E’ la cronaca di una morte annunciata quella avvenuta al Comune di Civita Castellana. Onore a Franco Caprioli che ha preferito uscire di scena a testa alta piuttosto che ingoiare ancora bocconi amari e indigesti. Professionista prestato alla politica, ha avuto il coraggio di mettere in pratica ciò che nessun politico di professione, di qualsiasi colore, destra o sinistra che sia, si sarebbe mai sognato, neanche lontanamente, di fare.

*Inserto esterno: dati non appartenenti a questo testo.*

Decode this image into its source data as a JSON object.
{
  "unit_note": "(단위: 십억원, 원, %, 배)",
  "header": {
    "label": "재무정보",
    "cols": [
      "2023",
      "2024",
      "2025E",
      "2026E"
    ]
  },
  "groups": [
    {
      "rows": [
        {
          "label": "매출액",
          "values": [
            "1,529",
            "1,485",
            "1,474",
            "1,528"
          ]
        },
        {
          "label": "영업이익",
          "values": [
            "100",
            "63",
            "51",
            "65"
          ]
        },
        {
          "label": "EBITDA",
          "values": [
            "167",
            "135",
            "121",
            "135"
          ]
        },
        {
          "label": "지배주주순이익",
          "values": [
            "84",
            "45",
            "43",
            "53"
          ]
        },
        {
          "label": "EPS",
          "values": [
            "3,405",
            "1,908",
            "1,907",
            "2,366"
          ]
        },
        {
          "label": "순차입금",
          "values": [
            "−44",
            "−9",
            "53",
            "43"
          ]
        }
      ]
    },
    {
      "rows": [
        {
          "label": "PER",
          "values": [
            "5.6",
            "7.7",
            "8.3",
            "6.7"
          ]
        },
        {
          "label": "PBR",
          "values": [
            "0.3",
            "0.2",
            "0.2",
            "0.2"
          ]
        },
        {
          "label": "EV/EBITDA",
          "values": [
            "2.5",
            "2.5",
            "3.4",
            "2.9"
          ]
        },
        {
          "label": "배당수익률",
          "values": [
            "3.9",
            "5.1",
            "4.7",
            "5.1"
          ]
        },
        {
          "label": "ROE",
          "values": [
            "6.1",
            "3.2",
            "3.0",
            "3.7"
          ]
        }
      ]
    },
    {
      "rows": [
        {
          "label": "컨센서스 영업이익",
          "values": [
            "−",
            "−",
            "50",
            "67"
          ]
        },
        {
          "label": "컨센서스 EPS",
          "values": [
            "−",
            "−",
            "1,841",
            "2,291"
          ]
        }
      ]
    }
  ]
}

Dimissioni. A casa lui, ma anche gli altri. Che infatti l’hanno presa malissimo. Non se l’aspettavano. No, con questa tempistica sicuramente no. Occhi sbarrati dai banchi della maggioranza. Incredulità. Silenzio. Ha parlato l’ultima arrivata, la neo assessora all’ambiente Giulia Pieri. Incazzata e nervosa, si è ritrovata catapultata in poche ore dalle stelle alle stalle. Non lo immaginava e non se lo augurava per la propria carriera. Ha preso la parola, ha attaccato il sindaco, reo di non aver mantenuto il patto politico rinnovato solo una settimana fa, ma soprattutto responsabile di averle sfilato la poltrona sotto il sedere. A vent’anni, coi tempi che corrono, sull’indennità non ci sputa nessuno.
Caprioli esce di scena per motivi di salute, così si è giustificato in un primo momento, ma è solo una mezza verità, durata il tempo dei lampi che ieri sera si abbattevano sulla cittadina della ceramica. L’altra metà della realtà è emersa nella replica alla Pieri: “Le mie condizioni di salute sono peggiorate grazie a voi”. Un atto d’accusa durissimo, buttato come benzina sull’incendio innescato dai nuovi leghisti e destinato adesso a bruciare le loro stesse ambizioni politiche.
Avevano tolto a Caprioli gli assessori di cui si fidava di più: il collega commercialista Marco Gemma e Paola Goglia. “O ti tieni loro o ti mandiamo a casa”, gli avevano intimato i rivoltosi capeggiati da Valerio Turchetti riuniti all’Aldero Hotel. Il poveretto ha incassato, pressato dal senatore Umberto Fusco e dal commissario Enrico Contardo. In dieci giorni è andato due volte in ospedale. Alla fine li ha mandati a casa lui.
Sul perché della crisi se ne stanno dicendo tante. Si è parlato e si parla di interessi di questo o quello su progetti urbanistici e insediamenti industriali (cave e impianti rifiuti), ma nulla è provato. Tutto è affidato alle chiacchiere, alle illazioni, al pettegolezzo. Come tali è sicuro che molte delle cose dette siano, magari pur a fronte di qualche dato di fatto, anche frutto di realtà parallele, opinabili e discutibili. Certa è invece la mancanza del collante. Politicamente ci si è trovati di fronte a una maggioranza messa insieme prendendo i pezzi di una destra che in questa città non è stata mai troppo forte, ma che stavolta ha avuto la fortuna di trovarsi al posto giusto nel momento giusto.
Le elezioni, col senno di poi è sempre più chiaro, le vinsero Caprioli, volto nuovo in politica dotato di credibilità personale e allo stesso tempo sconosciuto quanto basta per non essere odiato da nessuno, e Salvini che, forte dell’alito vitale che aveva un anno fa, avrebbe fatto vincere anche i morti. Gli altri recitarono la parte dei comprimari, però poi in quei panni ci si sono trovati stretti. Hanno osato oltre le loro possibilità e ora ne pagano pegno. Quando uno semina vento, prima o poi raccoglie tempesta.